À la fin du parcours, le visiteur sera certainement attiré par l’importante collection d’objets variés qui comprennent tous la forme de la grenouille. Du Mali, du Cameroun, du Maroc… ce sont tous des objets avec le motif ou la forme de grenouille. «Le motif de la grenouille a toujours eu la même signification, c’est un symbole de fécondité, de fertilité et de protection. Il caractérise de nombreux objets de cette région du Maroc et du Sahel», nous explique la commissaire de l’exposition. Au fil du parcours, on comprend donc de mieux en mieux l’importance de certains motifs, tel celui de la grenouille dont on peut suivre la trace d’une catégorie d’objets à une autre, tout en observant la manière dont l’image de cet amphibien est déclinée, transposée, suggérée ou diluée dans une composition originale.

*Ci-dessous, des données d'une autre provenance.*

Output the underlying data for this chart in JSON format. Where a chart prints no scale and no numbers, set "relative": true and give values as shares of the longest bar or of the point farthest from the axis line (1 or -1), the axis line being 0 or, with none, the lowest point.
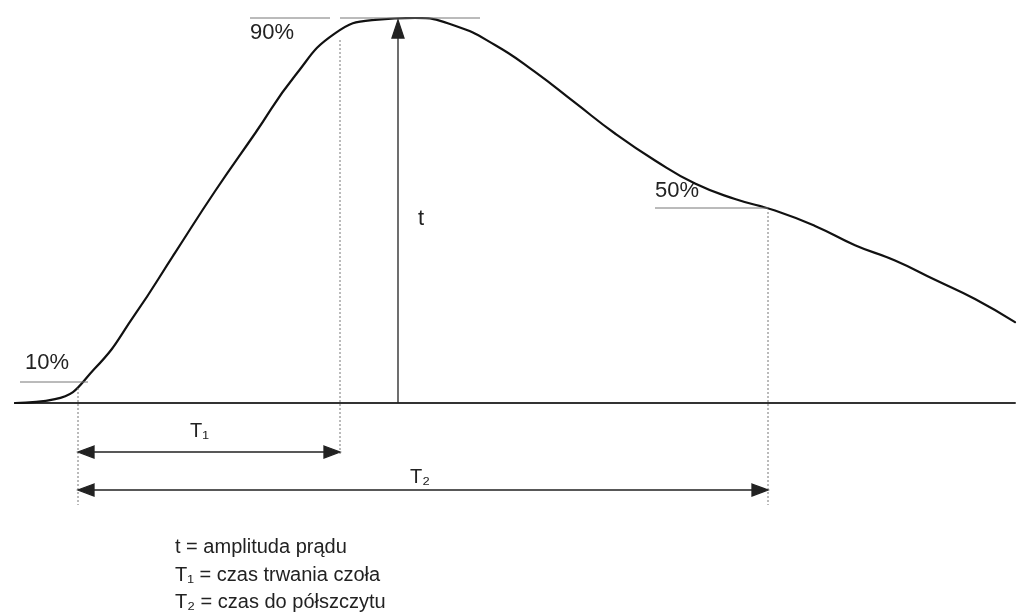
{
  "chart_data": {
    "type": "line",
    "relative": true,
    "color": "#111111",
    "marker": "none",
    "line_style": "solid",
    "grid": false,
    "categories": [
      null,
      null,
      null,
      null,
      null,
      null,
      null,
      null,
      null,
      null,
      null,
      null,
      null,
      null,
      null,
      null,
      null,
      null,
      null,
      null,
      null,
      null,
      null,
      null,
      null,
      null
    ],
    "values": [
      0,
      0.01,
      0.09,
      0.23,
      0.39,
      0.55,
      0.7,
      0.85,
      0.96,
      0.995,
      1,
      0.98,
      0.93,
      0.86,
      0.78,
      0.7,
      0.63,
      0.57,
      0.53,
      0.5,
      0.46,
      0.41,
      0.37,
      0.32,
      0.27,
      0.21
    ],
    "annotations": [
      "10%",
      "90%",
      "50%",
      "t",
      "T₁",
      "T₂",
      "t = amplituda prądu",
      "T₁ = czas trwania czoła",
      "T₂ = czas do półszczytu"
    ]
  }
}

Déclaration de Alexis Sornin, directeur des Musées Yves Saint Laurent et Pierre Bergé des arts populaires 

«Le Maroc a été pour Yves Saint Laurent pendant au moins 40 ans un lieu d’inspiration puisqu’il venait y dessiner deux fois par an ses collections de haute couture, mais aussi ses collections de prêt-à-porter. Le lieu où nous sommes aujourd’hui célèbre une relation très forte entre une personne, son métier et un pays, le Maroc, et une ville, Marrakech, en particulier.  L’intention du musée installé à Marrakech est de maintenir le patrimoine d’une personne qui n’est plus mais qui a indiqué clairement les volontés d’une telle institution.  Il s’agit à la fois d’un lieu d’exposition du travail et de l’œuvre de M. Saint Laurent, mais aussi un lieu culturel puisqu’il y a derrière nous un auditorium qui durant les conditions normales sanitaires permet une programmation culturelle ouverte aux visiteurs du musée, mais aussi aux résidents marrakchis et marocains en général.  La Fondation Majorelle a pu rouvrir au mois d’octobre en respectant les consignes sanitaires pour assurer une visite sereine, saine et sécuritaire pour l’ensemble de nos visiteurs.  Pour nous, c’est un signe fort de rester ouvert sur la ville, sur le pays mais aussi à l’international.   La fondation a su maintenir le lien avec nos voisins marocains en général et marrakchis, en particulier, en révisant sa politique tarifaire. De plus, nous avons 200 collègues qui ont tous pu maintenir leur emploi durant les 12 derniers mois en dépit des conditions sanitaires difficiles et d’un contexte économique plus tendu…».